My expectation as a user (may not be universal) is that symmetries that break fft_grid should be discarded at the basis level. (This is what QE does.)

 &control
    calculation  = 'scf'
    prefix       = 'si'
    restart_mode = 'from_scratch'
    pseudo_dir   = '.'
    outdir       = './temp/'
    tprnfor      = .true.
    tstress      = .true.
    verbosity    = "high"
 /
 &system
    ibrav           = 0
    nat             = 2
    ntyp            = 1
    ecutwfc         = 14
    !nosym = .true.
    !noinv = .true.
 /
 &electrons
    diagonalization = 'david'
    mixing_beta     = 0.7
    conv_thr        = 1.0d-15
 /
ATOMIC_SPECIES
  Si  1.  Si.dojo.sr.ONCVv0.4.lda.standard.upf
CELL_PARAMETERS bohr
  0.00  5.13  5.13
  5.13  0.00  5.13
  5.13  5.13  0.00
K_POINTS automatic
 2 2 2 0 0 0
ATOMIC_POSITIONS crystal
  Si   -0.125              -0.125              -0.125
  Si    0.125+0.000625*2    0.125+0.000625*4    0.125+0.000625*6
!  Si   -0.125-0.000625    -0.125-0.000625*2   -0.125-0.000625*3
!  Si    0.125+0.000625     0.125+0.000625*2    0.125+0.000625*3
antoine-levitt commented 2 years ago

Thanks!

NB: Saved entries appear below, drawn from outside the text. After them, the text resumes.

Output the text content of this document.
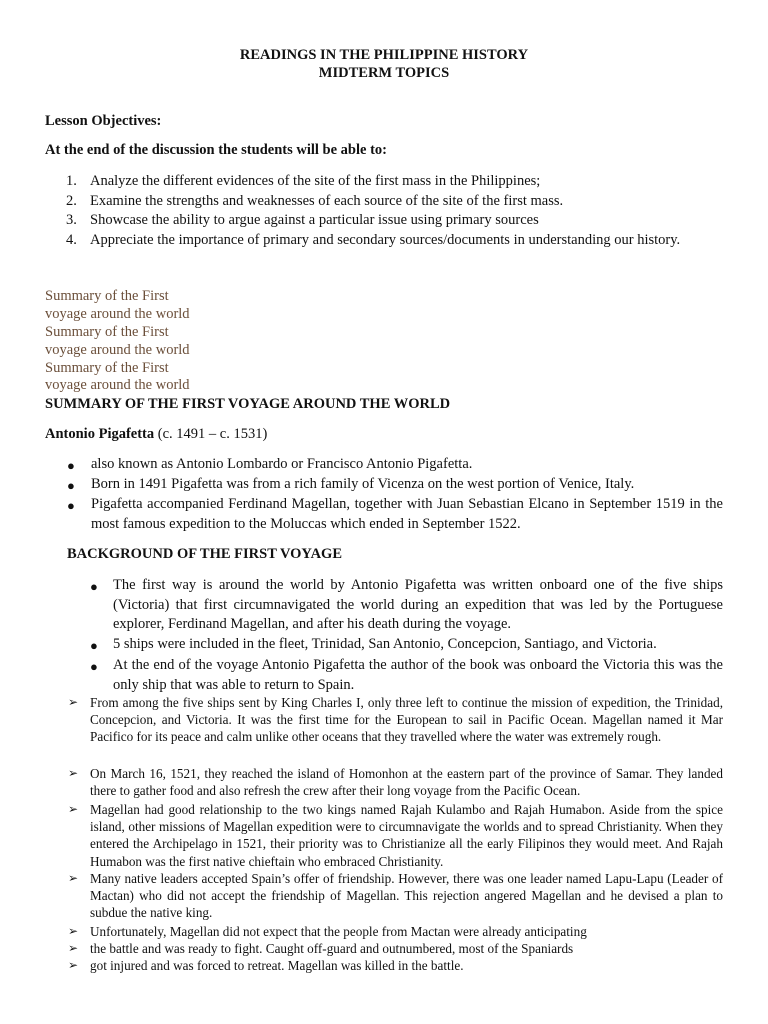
READINGS IN THE PHILIPPINE HISTORY
MIDTERM TOPICS
Lesson Objectives:
At the end of the discussion the students will be able to:
1. Analyze the different evidences of the site of the first mass in the Philippines;
2. Examine the strengths and weaknesses of each source of the site of the first mass.
3. Showcase the ability to argue against a particular issue using primary sources
4. Appreciate the importance of primary and secondary sources/documents in understanding our history.
Summary of the First
voyage around the world
Summary of the First
voyage around the world
Summary of the First
voyage around the world
SUMMARY OF THE FIRST VOYAGE AROUND THE WORLD
Antonio Pigafetta (c. 1491 – c. 1531)
● also known as Antonio Lombardo or Francisco Antonio Pigafetta.
● Born in 1491 Pigafetta was from a rich family of Vicenza on the west portion of Venice, Italy.
● Pigafetta accompanied Ferdinand Magellan, together with Juan Sebastian Elcano in September 1519 in the most famous expedition to the Moluccas which ended in September 1522.
BACKGROUND OF THE FIRST VOYAGE
● The first way is around the world by Antonio Pigafetta was written onboard one of the five ships (Victoria) that first circumnavigated the world during an expedition that was led by the Portuguese explorer, Ferdinand Magellan, and after his death during the voyage.
● 5 ships were included in the fleet, Trinidad, San Antonio, Concepcion, Santiago, and Victoria.
● At the end of the voyage Antonio Pigafetta the author of the book was onboard the Victoria this was the only ship that was able to return to Spain.
➢ From among the five ships sent by King Charles I, only three left to continue the mission of expedition, the Trinidad, Concepcion, and Victoria. It was the first time for the European to sail in Pacific Ocean. Magellan named it Mar Pacifico for its peace and calm unlike other oceans that they travelled where the water was extremely rough.
➢ On March 16, 1521, they reached the island of Homonhon at the eastern part of the province of Samar. They landed there to gather food and also refresh the crew after their long voyage from the Pacific Ocean.
➢ Magellan had good relationship to the two kings named Rajah Kulambo and Rajah Humabon. Aside from the spice island, other missions of Magellan expedition were to circumnavigate the worlds and to spread Christianity. When they entered the Archipelago in 1521, their priority was to Christianize all the early Filipinos they would meet. And Rajah Humabon was the first native chieftain who embraced Christianity.
➢ Many native leaders accepted Spain’s offer of friendship. However, there was one leader named Lapu-Lapu (Leader of Mactan) who did not accept the friendship of Magellan. This rejection angered Magellan and he devised a plan to subdue the native king.
➢ Unfortunately, Magellan did not expect that the people from Mactan were already anticipating
➢ the battle and was ready to fight. Caught off-guard and outnumbered, most of the Spaniards
➢ got injured and was forced to retreat. Magellan was killed in the battle.
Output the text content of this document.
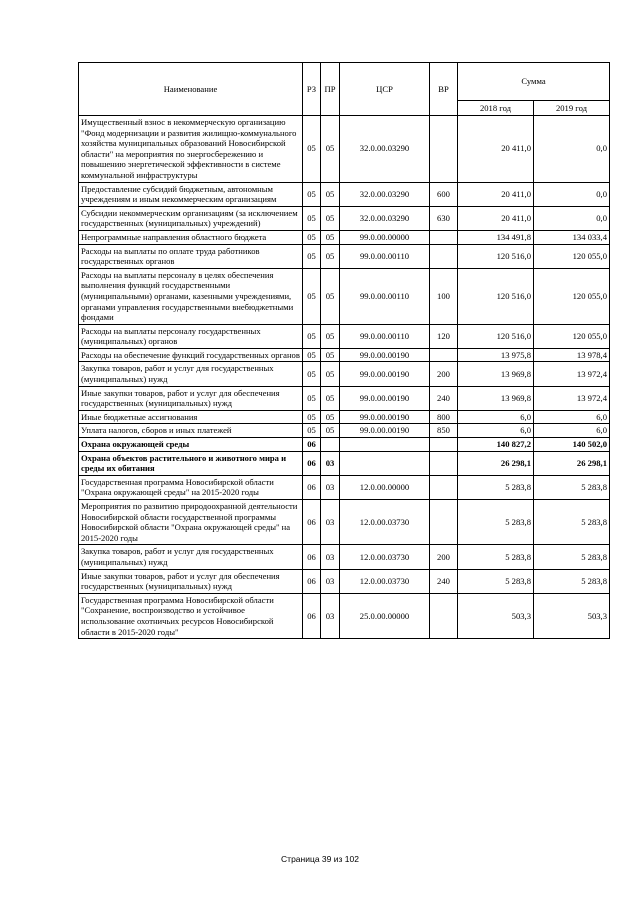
Наименование	РЗ	ПР	ЦСР	ВР	Сумма	
					2018 год	2019 год
Имущественный взнос в некоммерческую организацию "Фонд модернизации и развития жилищно-коммунального хозяйства муниципальных образований Новосибирской области" на мероприятия по энергосбережению и повышению энергетической эффективности в системе коммунальной инфраструктуры	05	05	32.0.00.03290		20 411,0	0,0
Предоставление субсидий бюджетным, автономным учреждениям и иным некоммерческим организациям	05	05	32.0.00.03290	600	20 411,0	0,0
Субсидии некоммерческим организациям (за исключением государственных (муниципальных) учреждений)	05	05	32.0.00.03290	630	20 411,0	0,0
Непрограммные направления областного бюджета	05	05	99.0.00.00000		134 491,8	134 033,4
Расходы на выплаты по оплате труда работников государственных органов	05	05	99.0.00.00110		120 516,0	120 055,0
Расходы на выплаты персоналу в целях обеспечения выполнения функций государственными (муниципальными) органами, казенными учреждениями, органами управления государственными внебюджетными фондами	05	05	99.0.00.00110	100	120 516,0	120 055,0
Расходы на выплаты персоналу государственных (муниципальных) органов	05	05	99.0.00.00110	120	120 516,0	120 055,0
Расходы на обеспечение функций государственных органов	05	05	99.0.00.00190		13 975,8	13 978,4
Закупка товаров, работ и услуг для государственных (муниципальных) нужд	05	05	99.0.00.00190	200	13 969,8	13 972,4
Иные закупки товаров, работ и услуг для обеспечения государственных (муниципальных) нужд	05	05	99.0.00.00190	240	13 969,8	13 972,4
Иные бюджетные ассигнования	05	05	99.0.00.00190	800	6,0	6,0
Уплата налогов, сборов и иных платежей	05	05	99.0.00.00190	850	6,0	6,0
Охрана окружающей среды	06				140 827,2	140 502,0
Охрана объектов растительного и животного мира и среды их обитания	06	03			26 298,1	26 298,1
Государственная программа Новосибирской области "Охрана окружающей среды" на 2015-2020 годы	06	03	12.0.00.00000		5 283,8	5 283,8
Мероприятия по развитию природоохранной деятельности Новосибирской области государственной программы Новосибирской области "Охрана окружающей среды" на 2015-2020 годы	06	03	12.0.00.03730		5 283,8	5 283,8
Закупка товаров, работ и услуг для государственных (муниципальных) нужд	06	03	12.0.00.03730	200	5 283,8	5 283,8
Иные закупки товаров, работ и услуг для обеспечения государственных (муниципальных) нужд	06	03	12.0.00.03730	240	5 283,8	5 283,8
Государственная программа Новосибирской области "Сохранение, воспроизводство и устойчивое использование охотничьих ресурсов Новосибирской области в 2015-2020 годы"	06	03	25.0.00.00000		503,3	503,3
Страница 39 из 102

Hm, discarding in the basis the symmetries that break the discrete grid indeed seems like a reasonable thing to do: that way, hopefully, symmetry handling becomes a pure optimization (at least at SCF convergence), which would be nice. The rotations can also be checked easily, I guess. I'll try to implement it and see how it goes, but my bandwidth on this is about to be severely limited so it'll have to wait!

(I hate symmetries)

antoine-levitt commented 2 years ago

Btw this prediction is correct:

I expect that atoms = [Si => [[1.005, 1.01, 1.015]/8, -[1.005, 1.01, 1.015]/8] would give the same forces with and without symmetry in DFTK, because its symmetry is "inversion", without any fractional translation. In this case, QE detects the inversion symmetry and uses it.

So OK, filtering out these symmetries sounds very reasonable.

antoine-levitt commented 2 years ago

Turns out this is super annoying because it means bzmesh_ir_wedge needs to know fft_size, so we need to overhaul the pwbasis constructors before doing this.